When I joined the workforce I had never worked in an office before. There were loads of unwritten rules and it was a culture I knew nothing about. I observed and tried to learn the ‘language’ of the office. I was reasonably successful after a while but I still ‘get it wrong’ sometimes even after almost 14 years. I work very hard and am known for my diligence and organisational skills. My work ethic is very well-developed and, like many other autistic employees, I do not generally waste time. If I am at work I am working. Managers comment on this.

One of my positive employment qualities – and a positive life quality – is that I am very grateful. Gratitude is something I practice daily. Some years ago I was very unwell with depression. The psychologist I was seeing told me to write down something I was grateful for every day. I usually wrote down that I was grateful because I have a job. At that time in my life work was really challenging due to my illness but I was still grateful to have a job. In fact I was extremely grateful because I had a rehabilitation case manager from my workplace and they were really helpful in getting me through my period of illness. I am still consciously grateful to have a job. I joined my workplace when I was living in public housing and receiving the disability pension. My job completely changed my life for the better and I will always be grateful to that because being poor was horrible and took away all my choices. 

Another quality which makes my world of work wonderful is my honesty. Autistics tend to be naturally good at honesty and it can be a big positive. In my 14 years at work I have made three mistakes with potential consequences. (I’m a perfectionist so don’t really make many mistakes.) On each occasion as soon as I noticed the error the first thing I did was go to my manager and tell them. This may look like a difficult thing to do but as I am so honest, hiding errors from my manager would be a lot more difficult! And being honest in that situation was a lot better then hiding it.

Which brings me to a very important positive that I bring to the workplace: my autism. Autism can be a huge plus in the world of work. Autistics are often very diligent, honest, hard-working and have great attention to detail. Autistic employees can be keenly aware of errors and can be particularly respectful around diversity and inclusion in their colleagues and can pick up on things which neurotypical staff may miss. There are many companies now which only hire autistic staff, being mindful of these many positives.  

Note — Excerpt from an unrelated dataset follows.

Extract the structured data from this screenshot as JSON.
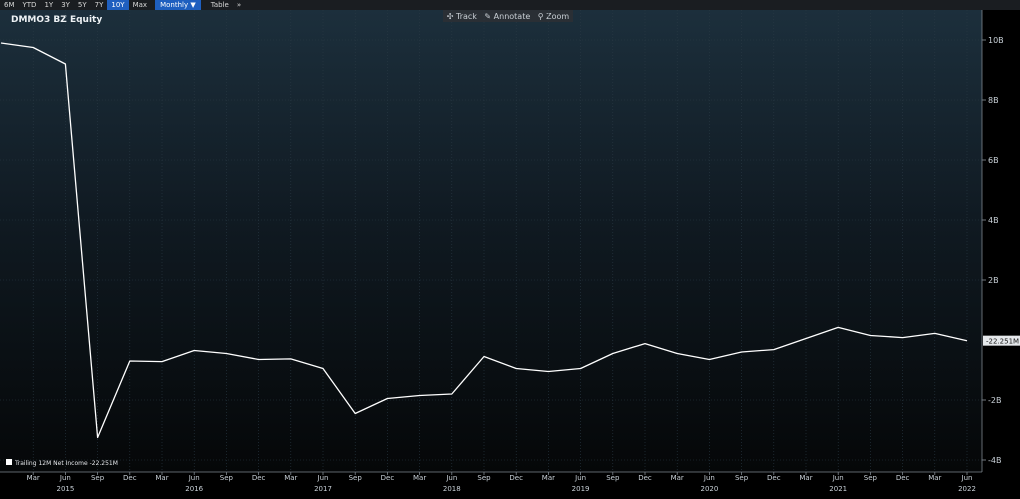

I imagine some readers might think I have never had any issues in the workplace. While I have had issues on occasions my overwhelming experience of the workplace has been very positive. After a long career I am now able to talk about autism and employment at work – and to other workplaces too. I think my experience of the workplace gives me an enviable position to not only talk about autism to employers but I imagine it also makes me a role model or mentor for other neurodivergent people wanting to work in professional roles. I am immensely grateful for my job and most mornings I wake up enthusiastic to start the day.

I really wish that other autistic people can have similar positive experiences at work as me and that they can say that their world of work is wonderful too. Making the workplace more inclusive and respectful is a big job but definitely not an unattainable one.